One thing that does stand out here is the similarity between certain figures in Greek History and that of the Hindus; we find a 'Jabali the Sceptic' who 'denied heaven and the here-after', just as some Greek Scholars did the same. This hints that the era we are speaking of was not quite the 'Golden Age' portrayed at the start of the epic, but had already begun to degenerate as the Cycle of the Ages moved ever-downwards. The beginning of an era when the Gods and Forefathers were not honoured seems to be found here; the start to a downward cycle towards the Kali Yuga. In one part Bharat , the brother of Rama, greets him as 'Arya', a telling piece where the nature of the High-Born Race can be seen. It is through his being a descendant of the Ancient Solar Race that Rama answers Jabali and his his false reasoning. This marks the point when 'reason' has begun to emerge over the 'intuition' that had been the norm before this time. Rama contrasts the 'true and upright Arya' from the 'scheming worldly-wise'. What Rama tells him is that Truth is above all 'reasoning' and the Truth is found in the Ancient Lore of the Vedas. It is clear that Jubali, who is said to be a rishi is not a 'seer' as the name means, but his ilk have degenerated in time to using reason rather than 'seeing' the Truth. He mentions the gods Agni, Vayu and Indra.

We are given a glimpse how the Aryans of India and the Aryans of Persia were originally one and the same people. Rama comes to the 'Hermitage of Atri' where mention is made of the 'sacred agni-hotra' which is a sacred fire-altar where the family rites are observed. Like our own Ingwe, Agni was obviously a 'God of the Hearth'; we still call the hearth-side the 'Inglenook'. Thus, the Sacred Fire-Altar is dedicated to Agni.

The tragedy of the wife of Rama comes about through here love and affection for her husband, where this ideal woman starts to feel suspicion against Lakshman, the brother of Rama. This all-to-human tale has a sad and tragic side to it, and tells us even more about this ancient time when the golden eras were coming to an end, and war and strife was coming to the world. Sita steps onto a pyre, but is protected by the God of Fire, and comes from the pyre unscathed. They are once more united in love. Here, at the end of the saga, we find them leaving in an Aerial Car - a 'flying car' -

"Sailing o'er the cloudless ether Rama's Pushpa chariot came...."

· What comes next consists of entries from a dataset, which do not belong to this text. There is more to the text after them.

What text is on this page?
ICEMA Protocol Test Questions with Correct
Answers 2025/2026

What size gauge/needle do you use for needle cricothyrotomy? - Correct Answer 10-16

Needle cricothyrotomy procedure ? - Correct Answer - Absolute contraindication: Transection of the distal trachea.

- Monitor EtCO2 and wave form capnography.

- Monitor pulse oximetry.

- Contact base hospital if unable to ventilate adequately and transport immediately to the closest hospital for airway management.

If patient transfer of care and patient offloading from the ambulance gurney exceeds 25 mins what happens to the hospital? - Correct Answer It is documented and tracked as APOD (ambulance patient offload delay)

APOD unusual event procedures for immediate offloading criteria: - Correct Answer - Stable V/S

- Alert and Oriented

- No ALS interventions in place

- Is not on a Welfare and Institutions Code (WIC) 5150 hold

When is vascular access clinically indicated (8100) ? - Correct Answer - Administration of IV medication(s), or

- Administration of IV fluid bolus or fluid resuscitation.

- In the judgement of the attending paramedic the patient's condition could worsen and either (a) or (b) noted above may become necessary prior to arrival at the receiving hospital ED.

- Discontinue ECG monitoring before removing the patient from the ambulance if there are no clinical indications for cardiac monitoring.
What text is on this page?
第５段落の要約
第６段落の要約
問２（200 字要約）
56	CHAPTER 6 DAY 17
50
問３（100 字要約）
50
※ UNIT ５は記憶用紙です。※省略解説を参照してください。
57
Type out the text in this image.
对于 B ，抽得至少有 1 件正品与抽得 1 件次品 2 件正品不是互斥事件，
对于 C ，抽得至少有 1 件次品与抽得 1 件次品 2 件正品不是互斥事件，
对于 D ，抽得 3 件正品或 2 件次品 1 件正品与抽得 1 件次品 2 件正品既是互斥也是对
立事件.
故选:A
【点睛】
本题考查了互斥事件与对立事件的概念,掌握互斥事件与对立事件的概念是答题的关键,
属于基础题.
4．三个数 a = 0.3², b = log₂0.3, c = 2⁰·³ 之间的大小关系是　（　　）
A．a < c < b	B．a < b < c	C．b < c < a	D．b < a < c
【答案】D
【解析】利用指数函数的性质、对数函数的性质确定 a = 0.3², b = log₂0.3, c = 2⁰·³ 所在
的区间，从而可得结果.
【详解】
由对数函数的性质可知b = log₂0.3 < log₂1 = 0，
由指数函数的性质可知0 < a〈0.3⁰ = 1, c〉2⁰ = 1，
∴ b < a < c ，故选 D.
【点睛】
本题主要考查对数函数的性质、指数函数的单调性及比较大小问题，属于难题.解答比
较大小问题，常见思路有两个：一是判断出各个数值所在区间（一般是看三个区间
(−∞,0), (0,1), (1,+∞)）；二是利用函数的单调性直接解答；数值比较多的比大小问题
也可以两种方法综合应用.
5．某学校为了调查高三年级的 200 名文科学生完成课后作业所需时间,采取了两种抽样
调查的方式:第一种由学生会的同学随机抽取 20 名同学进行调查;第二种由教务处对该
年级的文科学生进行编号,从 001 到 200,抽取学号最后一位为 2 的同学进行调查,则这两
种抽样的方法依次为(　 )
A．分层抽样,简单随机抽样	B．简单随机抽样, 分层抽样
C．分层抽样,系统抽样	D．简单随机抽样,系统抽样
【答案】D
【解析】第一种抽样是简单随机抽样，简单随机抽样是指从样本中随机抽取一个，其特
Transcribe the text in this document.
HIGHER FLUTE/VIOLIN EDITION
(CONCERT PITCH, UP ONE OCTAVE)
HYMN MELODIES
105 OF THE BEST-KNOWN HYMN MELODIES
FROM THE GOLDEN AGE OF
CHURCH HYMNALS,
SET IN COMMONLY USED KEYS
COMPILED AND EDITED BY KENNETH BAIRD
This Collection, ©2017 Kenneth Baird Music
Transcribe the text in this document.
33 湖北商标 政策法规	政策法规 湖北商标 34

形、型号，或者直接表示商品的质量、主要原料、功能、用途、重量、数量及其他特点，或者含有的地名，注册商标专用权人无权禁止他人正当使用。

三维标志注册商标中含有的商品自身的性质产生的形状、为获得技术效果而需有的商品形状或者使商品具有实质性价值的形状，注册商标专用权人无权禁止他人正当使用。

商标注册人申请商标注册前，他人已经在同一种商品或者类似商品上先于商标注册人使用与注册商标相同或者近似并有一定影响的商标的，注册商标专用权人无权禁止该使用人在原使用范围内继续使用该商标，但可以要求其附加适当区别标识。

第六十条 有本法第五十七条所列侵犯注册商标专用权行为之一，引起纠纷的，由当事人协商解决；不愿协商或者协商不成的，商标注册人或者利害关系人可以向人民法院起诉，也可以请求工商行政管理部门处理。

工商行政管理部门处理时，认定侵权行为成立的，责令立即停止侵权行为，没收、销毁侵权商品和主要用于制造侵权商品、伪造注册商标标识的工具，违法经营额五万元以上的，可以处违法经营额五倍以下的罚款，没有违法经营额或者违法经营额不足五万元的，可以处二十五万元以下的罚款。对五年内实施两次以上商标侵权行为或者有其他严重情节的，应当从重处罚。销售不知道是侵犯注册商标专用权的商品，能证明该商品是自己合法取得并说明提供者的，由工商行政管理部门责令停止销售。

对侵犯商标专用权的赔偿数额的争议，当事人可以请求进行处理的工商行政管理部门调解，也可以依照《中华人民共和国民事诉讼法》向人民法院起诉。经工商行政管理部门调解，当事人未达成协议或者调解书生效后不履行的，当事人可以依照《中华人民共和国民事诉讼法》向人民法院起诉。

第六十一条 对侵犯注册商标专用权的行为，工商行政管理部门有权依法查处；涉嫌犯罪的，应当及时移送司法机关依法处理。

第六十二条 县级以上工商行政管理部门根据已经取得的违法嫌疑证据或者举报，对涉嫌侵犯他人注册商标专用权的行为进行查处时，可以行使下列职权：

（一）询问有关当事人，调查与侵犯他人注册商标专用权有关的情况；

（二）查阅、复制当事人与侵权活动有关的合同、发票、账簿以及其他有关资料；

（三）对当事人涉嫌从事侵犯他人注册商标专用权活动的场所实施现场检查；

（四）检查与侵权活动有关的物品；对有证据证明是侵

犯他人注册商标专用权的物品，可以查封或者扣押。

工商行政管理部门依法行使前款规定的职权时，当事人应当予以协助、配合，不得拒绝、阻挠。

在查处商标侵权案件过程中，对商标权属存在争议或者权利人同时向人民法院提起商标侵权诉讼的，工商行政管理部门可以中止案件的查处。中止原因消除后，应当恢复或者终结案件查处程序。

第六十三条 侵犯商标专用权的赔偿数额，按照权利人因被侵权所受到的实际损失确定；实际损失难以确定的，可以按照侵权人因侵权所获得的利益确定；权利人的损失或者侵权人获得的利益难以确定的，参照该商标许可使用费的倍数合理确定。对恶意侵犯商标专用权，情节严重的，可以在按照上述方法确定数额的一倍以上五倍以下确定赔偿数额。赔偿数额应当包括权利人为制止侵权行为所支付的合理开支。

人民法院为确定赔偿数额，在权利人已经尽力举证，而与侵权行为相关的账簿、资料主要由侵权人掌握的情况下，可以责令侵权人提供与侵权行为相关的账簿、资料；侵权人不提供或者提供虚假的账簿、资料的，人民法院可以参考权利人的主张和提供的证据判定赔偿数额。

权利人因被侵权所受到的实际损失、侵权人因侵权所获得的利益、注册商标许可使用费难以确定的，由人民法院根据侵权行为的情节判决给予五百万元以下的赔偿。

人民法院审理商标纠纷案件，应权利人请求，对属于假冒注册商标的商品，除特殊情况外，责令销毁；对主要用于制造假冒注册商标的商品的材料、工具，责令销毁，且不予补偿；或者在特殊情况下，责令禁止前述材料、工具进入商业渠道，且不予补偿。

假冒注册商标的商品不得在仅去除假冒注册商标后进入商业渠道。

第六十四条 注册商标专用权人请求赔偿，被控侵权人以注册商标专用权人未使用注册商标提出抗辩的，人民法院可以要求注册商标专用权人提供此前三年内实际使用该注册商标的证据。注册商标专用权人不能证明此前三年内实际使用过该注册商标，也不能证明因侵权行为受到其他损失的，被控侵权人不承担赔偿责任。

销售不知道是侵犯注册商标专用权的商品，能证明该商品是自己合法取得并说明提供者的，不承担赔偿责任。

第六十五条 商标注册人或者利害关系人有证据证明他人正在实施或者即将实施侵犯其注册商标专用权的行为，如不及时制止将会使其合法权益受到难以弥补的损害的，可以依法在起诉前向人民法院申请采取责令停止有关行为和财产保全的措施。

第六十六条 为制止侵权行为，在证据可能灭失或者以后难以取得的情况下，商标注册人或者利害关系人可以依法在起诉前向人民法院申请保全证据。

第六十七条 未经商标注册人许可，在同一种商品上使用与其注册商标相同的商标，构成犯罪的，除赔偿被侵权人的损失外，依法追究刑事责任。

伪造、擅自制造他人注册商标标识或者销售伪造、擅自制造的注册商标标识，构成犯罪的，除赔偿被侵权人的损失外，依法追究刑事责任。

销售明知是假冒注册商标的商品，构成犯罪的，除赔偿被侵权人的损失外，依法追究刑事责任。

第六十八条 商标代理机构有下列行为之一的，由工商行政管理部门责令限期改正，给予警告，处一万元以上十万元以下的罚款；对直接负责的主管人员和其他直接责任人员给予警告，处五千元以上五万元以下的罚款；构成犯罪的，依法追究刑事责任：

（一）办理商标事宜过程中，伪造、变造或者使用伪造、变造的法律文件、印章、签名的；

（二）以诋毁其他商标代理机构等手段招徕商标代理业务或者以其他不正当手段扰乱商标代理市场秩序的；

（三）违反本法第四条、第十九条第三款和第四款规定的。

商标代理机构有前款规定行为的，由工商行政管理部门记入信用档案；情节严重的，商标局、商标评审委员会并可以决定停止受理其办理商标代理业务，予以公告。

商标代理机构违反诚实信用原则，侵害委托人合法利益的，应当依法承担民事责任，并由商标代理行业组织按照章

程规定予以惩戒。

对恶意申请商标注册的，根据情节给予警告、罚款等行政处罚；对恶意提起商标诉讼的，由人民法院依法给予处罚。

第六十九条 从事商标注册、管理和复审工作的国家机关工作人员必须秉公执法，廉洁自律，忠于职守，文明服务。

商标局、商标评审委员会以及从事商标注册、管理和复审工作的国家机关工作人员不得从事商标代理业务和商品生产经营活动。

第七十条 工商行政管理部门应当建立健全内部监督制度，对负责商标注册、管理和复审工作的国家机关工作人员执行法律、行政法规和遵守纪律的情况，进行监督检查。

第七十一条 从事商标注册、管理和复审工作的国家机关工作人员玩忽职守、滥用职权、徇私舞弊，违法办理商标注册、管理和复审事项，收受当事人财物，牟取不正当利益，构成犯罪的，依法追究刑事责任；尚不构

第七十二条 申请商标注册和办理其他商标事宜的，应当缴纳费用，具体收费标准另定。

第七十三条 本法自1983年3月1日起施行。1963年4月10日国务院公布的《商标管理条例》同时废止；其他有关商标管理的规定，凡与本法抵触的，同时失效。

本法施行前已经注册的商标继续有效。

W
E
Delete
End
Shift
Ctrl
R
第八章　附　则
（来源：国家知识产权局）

Thus Rama regained his rightful throne, held for fourteen years for him by his faithful brother Bharat. Quickly pushed aside are the references to this 'Aerial Chariot', as were the references to the Tuatha De Danaan coming to Tara in Ireland in the same type of 'flying machine'. Rama then ushered in an era of peace and plenty throughout his Empire of Light, an age with long life and no disease, where crime and lies were no more, and the seasons were in harmony. All this tells us that there have been various Kingdoms of Light which have been like mini 'golden ages' and that through the Dark Forces these come to and end, the seasons are confounded, and disease and death are rife - as we today are experiencing for ourselves. 

At the end of this epic, which through an added supplement ended on a sadder and darker note, we find the knowledge that the Vedas were handed down by word of mouth through awesome feats of memory. We learn that this consisted of seven books, 500 cantos, and 24,000 couplets, and that the recital of the poem took 25 days to complete! This is the same method as used by the Germanic Folk; at one time, though, the survival of such texts must have been threatened for some reason, and they were then written down. How much was changed or distorted in the process we do not know, but India was not, like Europe, subject to the Judaeo-Christian oppression and destruction of the Ancient Texts.